# Arena drainage problem



## Tazmanian Devil (Oct 11, 2008)

Hoping someone here has ideas on how to fix this.

I have an outdoor arena which was built about three years ago. It measures about 130' x 300'. 

We leveled the area, built a base of crushed stone and compacted it. On top of that was placed geotex fabric and crushed stone. Footing is sand.

A french drain system was installed on the "high" side to stop outside water flowing into the arena. A 2% grade was made to promote water drainage off the surface. A post fence runs the edge, with footer boards to help contain the footing.

Overall, it came out well. There is one problem, and that involves drainage.


In the spring, we tend to get a lot of rain. After some very heavy storms, water pooled in a few areas. It apparently rained faster than the ring could drain. Following the grade, the water formed small "rivers" in two places. That problem became compounded with each new rainstorm.

The result is a few areas where the footing started to wash away. It became so bad in these areas that the footing washed away under the edge boards (where I now have an opening).
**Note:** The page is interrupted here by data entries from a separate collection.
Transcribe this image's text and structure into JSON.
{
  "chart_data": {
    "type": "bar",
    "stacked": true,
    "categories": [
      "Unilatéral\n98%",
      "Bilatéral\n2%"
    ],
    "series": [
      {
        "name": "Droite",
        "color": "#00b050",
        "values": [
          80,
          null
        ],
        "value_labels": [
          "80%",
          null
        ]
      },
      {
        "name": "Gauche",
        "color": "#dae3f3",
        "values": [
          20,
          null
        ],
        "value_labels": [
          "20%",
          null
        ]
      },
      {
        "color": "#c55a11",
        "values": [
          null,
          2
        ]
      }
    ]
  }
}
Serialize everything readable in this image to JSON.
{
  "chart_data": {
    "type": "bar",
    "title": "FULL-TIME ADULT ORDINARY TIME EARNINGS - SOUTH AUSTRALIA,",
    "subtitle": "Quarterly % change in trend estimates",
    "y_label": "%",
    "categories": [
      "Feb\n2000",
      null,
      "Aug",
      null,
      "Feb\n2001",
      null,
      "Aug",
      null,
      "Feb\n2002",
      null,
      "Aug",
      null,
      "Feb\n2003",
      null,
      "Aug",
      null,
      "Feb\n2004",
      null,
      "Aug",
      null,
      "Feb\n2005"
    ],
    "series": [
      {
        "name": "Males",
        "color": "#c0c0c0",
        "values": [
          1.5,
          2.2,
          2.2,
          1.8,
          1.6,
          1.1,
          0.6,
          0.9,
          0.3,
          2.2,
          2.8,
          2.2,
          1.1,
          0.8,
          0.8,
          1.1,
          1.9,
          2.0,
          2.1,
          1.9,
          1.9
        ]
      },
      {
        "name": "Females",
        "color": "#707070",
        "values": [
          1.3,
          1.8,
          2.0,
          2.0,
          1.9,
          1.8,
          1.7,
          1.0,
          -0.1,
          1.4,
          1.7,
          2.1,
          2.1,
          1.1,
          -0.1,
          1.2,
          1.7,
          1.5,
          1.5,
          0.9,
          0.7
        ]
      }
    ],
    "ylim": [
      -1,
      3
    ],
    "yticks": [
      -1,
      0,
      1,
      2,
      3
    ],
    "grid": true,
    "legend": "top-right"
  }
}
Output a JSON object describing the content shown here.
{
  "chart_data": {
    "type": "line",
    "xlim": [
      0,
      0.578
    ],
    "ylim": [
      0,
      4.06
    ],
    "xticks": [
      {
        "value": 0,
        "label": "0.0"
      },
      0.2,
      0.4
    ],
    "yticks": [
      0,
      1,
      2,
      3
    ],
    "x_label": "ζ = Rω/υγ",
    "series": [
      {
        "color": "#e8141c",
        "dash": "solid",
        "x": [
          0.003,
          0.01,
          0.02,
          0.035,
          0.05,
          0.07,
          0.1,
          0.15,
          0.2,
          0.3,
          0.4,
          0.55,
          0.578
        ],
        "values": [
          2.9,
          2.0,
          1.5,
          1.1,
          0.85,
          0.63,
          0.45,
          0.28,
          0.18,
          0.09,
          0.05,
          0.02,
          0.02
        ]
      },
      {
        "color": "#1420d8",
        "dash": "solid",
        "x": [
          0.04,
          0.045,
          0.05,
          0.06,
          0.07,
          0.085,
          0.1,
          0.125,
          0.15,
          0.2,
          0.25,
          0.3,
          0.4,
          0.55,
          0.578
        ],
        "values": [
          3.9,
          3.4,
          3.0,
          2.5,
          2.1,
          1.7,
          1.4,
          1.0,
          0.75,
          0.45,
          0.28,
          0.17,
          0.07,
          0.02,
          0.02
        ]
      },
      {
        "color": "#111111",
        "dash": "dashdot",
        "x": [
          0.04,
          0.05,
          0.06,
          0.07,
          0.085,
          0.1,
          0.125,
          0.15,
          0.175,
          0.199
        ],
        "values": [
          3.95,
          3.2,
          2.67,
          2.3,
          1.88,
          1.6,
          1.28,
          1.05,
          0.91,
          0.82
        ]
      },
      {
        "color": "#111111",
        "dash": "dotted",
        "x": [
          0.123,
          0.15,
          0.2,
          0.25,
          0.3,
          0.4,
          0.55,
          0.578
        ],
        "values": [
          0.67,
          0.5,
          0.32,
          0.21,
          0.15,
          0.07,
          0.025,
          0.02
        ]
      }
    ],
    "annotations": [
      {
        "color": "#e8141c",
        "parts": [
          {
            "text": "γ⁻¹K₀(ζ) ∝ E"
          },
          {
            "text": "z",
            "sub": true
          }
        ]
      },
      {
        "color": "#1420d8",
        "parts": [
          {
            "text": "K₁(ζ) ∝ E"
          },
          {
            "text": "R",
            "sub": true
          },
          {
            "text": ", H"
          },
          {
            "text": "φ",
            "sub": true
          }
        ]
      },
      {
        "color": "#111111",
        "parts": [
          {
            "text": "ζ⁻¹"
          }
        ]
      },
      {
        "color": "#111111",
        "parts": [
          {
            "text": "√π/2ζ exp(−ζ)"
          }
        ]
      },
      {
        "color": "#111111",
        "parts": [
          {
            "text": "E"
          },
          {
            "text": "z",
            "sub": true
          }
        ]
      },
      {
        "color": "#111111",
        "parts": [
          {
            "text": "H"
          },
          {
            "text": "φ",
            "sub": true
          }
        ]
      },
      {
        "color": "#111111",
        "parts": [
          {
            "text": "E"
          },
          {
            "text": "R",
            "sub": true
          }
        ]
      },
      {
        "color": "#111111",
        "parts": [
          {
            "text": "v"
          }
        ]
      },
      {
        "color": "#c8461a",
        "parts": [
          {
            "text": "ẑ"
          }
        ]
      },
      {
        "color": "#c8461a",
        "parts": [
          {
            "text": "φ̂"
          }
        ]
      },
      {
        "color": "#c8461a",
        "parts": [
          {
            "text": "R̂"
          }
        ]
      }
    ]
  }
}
I have added additional foot boards to close the holes. I have added more footing to fill in the original valleys. The problem keeps returning (in the same spots). The "rivers" are just too set for me to fix them with the tools I have.

I plan to bring the contractor back this spring to add more footing on the affected side. This will correct the problem for now, but I am wondering what I can do to keep it from returning. I do regular ring maintenance, but want to avoid bringing in a significant amount of footing and having things re-graded every year or two.

Any ideas?


----------



## PaintHorseMares (Apr 19, 2008)

When you have heavy rains, nothing in the world is going to drain fast enough to prevent washing out footing. Once the water is flowing over the surface, you've lost the battle. Around here, all the "perfect" arenas have to add footing every year.
_Posted via Mobile Device_


----------



## Tazmanian Devil (Oct 11, 2008)

PaintHorseMares said:


> When you have heavy rains, nothing in the world is going to drain fast enough to prevent washing out footing. Once the water is flowing over the surface, you've lost the battle. Around here, all the "perfect" arenas have to add footing every year.
> _Posted via Mobile Device_


Thanks for the info. I pretty much figured I would have to add more footing on a regular basis. I guess you are saying that problems like this are inevitable?

When adding footing, should I do anything special? Compress it a little? Or just dump and grade?

Should I dump more of the same sand to just fix the current problem? Or should I add something different (which I was considering anyway) and mix everything in during the re-grade?

I wouldn't mind so much if the washouts were more or less even. Guess that's the nature of water... it finds a path and digs in. Most of the arena is fine... but the areas where the washouts happen get stripped down to the base farily quickly. It's too much to repair myself and I was hoping to avoid an additional truck of fill every year.


----------



## PaintHorseMares (Apr 19, 2008)

Yes, with heavy rain, you'll always have runoff problems. Consider that for the size of your area, 1" of rain produces over 24,000 gallons of water to deal with.
I would pack it down to match the rest of your arena. You're going to have more runoff if it's loose and water is flowing through it.
I don't know about mixing something different with the sand. Here, we use stone screenings instead of sand. It holds up well, but a torrential rain can still rut it out. Whatever you pick, make sure it's ok with your geotextile. Some footings can clog geotextile and make it useless.
_Posted via Mobile Device_


----------



## Tazmanian Devil (Oct 11, 2008)

Great info. Thanks again for the help.


----------